The gas circulation is caused ixi in this case that one leg of the gas circulation system through the middle part of the separator is performed, where the circulating auxiliary gas is heated for circulation purposes and at the same time the contents of the separator are cooled. Die, the circulating auxiliary gas through the separator supplied heat is the auxiliary gas before its entry into the absorber by a Cooling jacket 29 withdrawn again on a descending branch of the gas circulation system. This cooling jacket is connected to the usual cooling device 2o: the separator and 16 des Absorbers connected in any way.

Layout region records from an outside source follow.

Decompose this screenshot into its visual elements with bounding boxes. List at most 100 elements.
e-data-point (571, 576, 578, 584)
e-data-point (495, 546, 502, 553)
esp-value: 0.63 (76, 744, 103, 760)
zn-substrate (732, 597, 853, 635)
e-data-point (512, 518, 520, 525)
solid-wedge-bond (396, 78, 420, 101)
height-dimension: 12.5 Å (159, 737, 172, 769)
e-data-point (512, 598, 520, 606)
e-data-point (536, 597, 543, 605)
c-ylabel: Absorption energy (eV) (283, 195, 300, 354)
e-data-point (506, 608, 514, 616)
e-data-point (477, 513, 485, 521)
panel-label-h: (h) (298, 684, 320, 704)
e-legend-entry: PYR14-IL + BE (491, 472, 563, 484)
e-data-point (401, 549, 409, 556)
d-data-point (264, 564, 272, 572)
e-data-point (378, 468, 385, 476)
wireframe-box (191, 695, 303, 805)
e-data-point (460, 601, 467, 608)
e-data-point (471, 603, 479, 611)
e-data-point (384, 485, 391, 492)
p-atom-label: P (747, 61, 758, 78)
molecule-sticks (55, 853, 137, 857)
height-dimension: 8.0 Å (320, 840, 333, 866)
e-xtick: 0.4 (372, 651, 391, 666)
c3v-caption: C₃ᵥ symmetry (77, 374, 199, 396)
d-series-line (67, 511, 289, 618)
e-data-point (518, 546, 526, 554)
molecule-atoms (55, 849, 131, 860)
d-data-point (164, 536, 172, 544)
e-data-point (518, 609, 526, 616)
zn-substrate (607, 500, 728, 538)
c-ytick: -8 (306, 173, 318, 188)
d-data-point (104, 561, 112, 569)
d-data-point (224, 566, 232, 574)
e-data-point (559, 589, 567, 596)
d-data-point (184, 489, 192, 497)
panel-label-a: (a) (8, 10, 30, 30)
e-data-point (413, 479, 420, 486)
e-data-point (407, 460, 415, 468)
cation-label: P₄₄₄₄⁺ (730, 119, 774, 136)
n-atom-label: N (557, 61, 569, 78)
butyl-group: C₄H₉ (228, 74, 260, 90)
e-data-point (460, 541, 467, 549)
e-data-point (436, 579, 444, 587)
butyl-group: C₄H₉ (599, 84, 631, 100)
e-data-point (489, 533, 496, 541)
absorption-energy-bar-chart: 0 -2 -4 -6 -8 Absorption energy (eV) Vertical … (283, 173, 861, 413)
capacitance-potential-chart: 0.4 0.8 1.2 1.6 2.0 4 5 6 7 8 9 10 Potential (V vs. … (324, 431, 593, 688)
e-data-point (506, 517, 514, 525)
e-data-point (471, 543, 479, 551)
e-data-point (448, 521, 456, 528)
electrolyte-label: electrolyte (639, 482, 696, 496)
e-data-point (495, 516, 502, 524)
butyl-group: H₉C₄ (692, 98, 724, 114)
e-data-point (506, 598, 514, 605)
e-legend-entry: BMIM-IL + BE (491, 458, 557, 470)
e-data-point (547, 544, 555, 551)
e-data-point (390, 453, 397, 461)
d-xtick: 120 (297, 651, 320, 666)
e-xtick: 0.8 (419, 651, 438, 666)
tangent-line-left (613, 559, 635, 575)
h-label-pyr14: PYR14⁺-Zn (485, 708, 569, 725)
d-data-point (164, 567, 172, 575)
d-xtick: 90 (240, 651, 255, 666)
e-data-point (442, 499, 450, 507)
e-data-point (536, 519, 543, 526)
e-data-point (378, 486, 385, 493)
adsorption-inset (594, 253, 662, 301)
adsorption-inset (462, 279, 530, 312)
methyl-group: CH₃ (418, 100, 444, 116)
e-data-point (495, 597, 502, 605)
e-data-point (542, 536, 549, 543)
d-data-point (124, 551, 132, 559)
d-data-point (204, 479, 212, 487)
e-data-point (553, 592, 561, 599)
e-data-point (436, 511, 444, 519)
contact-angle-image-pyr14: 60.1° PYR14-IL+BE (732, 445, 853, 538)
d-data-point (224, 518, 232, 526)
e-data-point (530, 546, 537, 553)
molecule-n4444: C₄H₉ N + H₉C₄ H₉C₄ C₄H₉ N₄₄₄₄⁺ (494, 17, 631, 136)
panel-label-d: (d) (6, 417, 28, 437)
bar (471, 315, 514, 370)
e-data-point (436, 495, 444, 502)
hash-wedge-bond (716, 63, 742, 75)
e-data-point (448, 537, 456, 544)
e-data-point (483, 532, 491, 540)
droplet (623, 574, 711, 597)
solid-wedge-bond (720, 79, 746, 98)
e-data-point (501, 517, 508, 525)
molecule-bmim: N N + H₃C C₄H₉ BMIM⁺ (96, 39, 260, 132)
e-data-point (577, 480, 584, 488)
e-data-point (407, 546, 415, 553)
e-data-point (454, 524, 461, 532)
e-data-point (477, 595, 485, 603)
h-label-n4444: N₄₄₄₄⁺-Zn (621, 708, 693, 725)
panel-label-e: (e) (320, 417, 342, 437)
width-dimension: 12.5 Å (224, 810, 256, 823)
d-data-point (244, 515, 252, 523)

The vent line 14 for the. The upper separator part and the conveying vessel 13 are expediently guided into the resorber 27 in this case. In this case, the uppermost part of the conveying vessel 13 does not need to be cooled in order to force the condensation of the conveying vapors, but instead feeds these conveying vapors through line 14 to the resorber 27, where they are still absorbed by the rich solution coming from the absorber will. This embodiment has the advantage that it can work at low pressures even with poor coolants, which is particularly advantageous in the case of air-cooled apparatus. It is assumed, for example, that the apparatus operates at 5 kg pressure and the coolant can only bring the temperature of the absorber and resorber to 45 ° C. If the enriched solution enters the evaporator with a concentration of 40% ammonia and leaves the evaporator with a concentration of 20%, it is assumed that the solution coming from the evaporator also enters the separator with 20% and at the bottom of the separator the temperature in the uppermost end of the separator 97 ° and at the bottom of the separator 1 5 becomes almost pure water, i ° C. Under these conditions, the latent heat of vaporization is about 370 cal. per kilogram of evaporated refrigerant in the evaporator and the latent heat of vaporization in the uppermost part of the separator at 97 ° C only 33o cal. per kilogram of steam.

Claims (7)

PATENT CLAIMS: i. Procedure for the operation of absorption chillers, in which refrigerant and absorbent vapors are produced by heating the separator (cooker) are separated by cooling and rectification, characterized in that the The liquid column standing in the separator is heated in the lower part of the separator and in the upper part of the separator for the purpose of rectifying the vapors generated in the lower part is cooled. 2. absorption chiller for the method according to claim i, characterized characterized in that the rich solution from the absorber supplying line in an im separator standing column of liquid opens, the lower end of which is heated and the upper end of which is cooled. 3. absorption refrigeration apparatus according to claim 2, characterized in that that the mouth of the line coming from the absorber into the separator vessel at one Point of the temperature at which the concentration of the absorber coming solution equal to or approximately equal to the concentration in the separator contained liquid is. q .. Absorption chiller working with pressure-equalizing gas according to claim 2, characterized in that the upper cooled part of the separator vented through a line after the circulation system of the pressure equalizing gas is. 5. absorption refrigeration apparatus according to claim 2, characterized in that the upper cooled part of the separator is in gas communication with a pumping chamber. 6. absorption refrigerating apparatus according to A nspruch 5, characterized in that the pump chamber of the apparatus is conveyed into the into solution by gas, communicates with the cooling device of the separator in heat-conducting connection. 7. Absorption chiller according to claim 6 with devices which operate according to the resorption system, thereby characterized in that the conveying gas of the pump is fed to the resorber. B. Absorption chiller according to claim 2, characterized in that the cross-section of the Column of liquid in her upper. Part opposite her lower. Part reduced is. G. Absorption refrigerator according to claim 2, characterized in that the Separator contains shot, glass beads or other material in its interior that Reduced convection currents in the separator.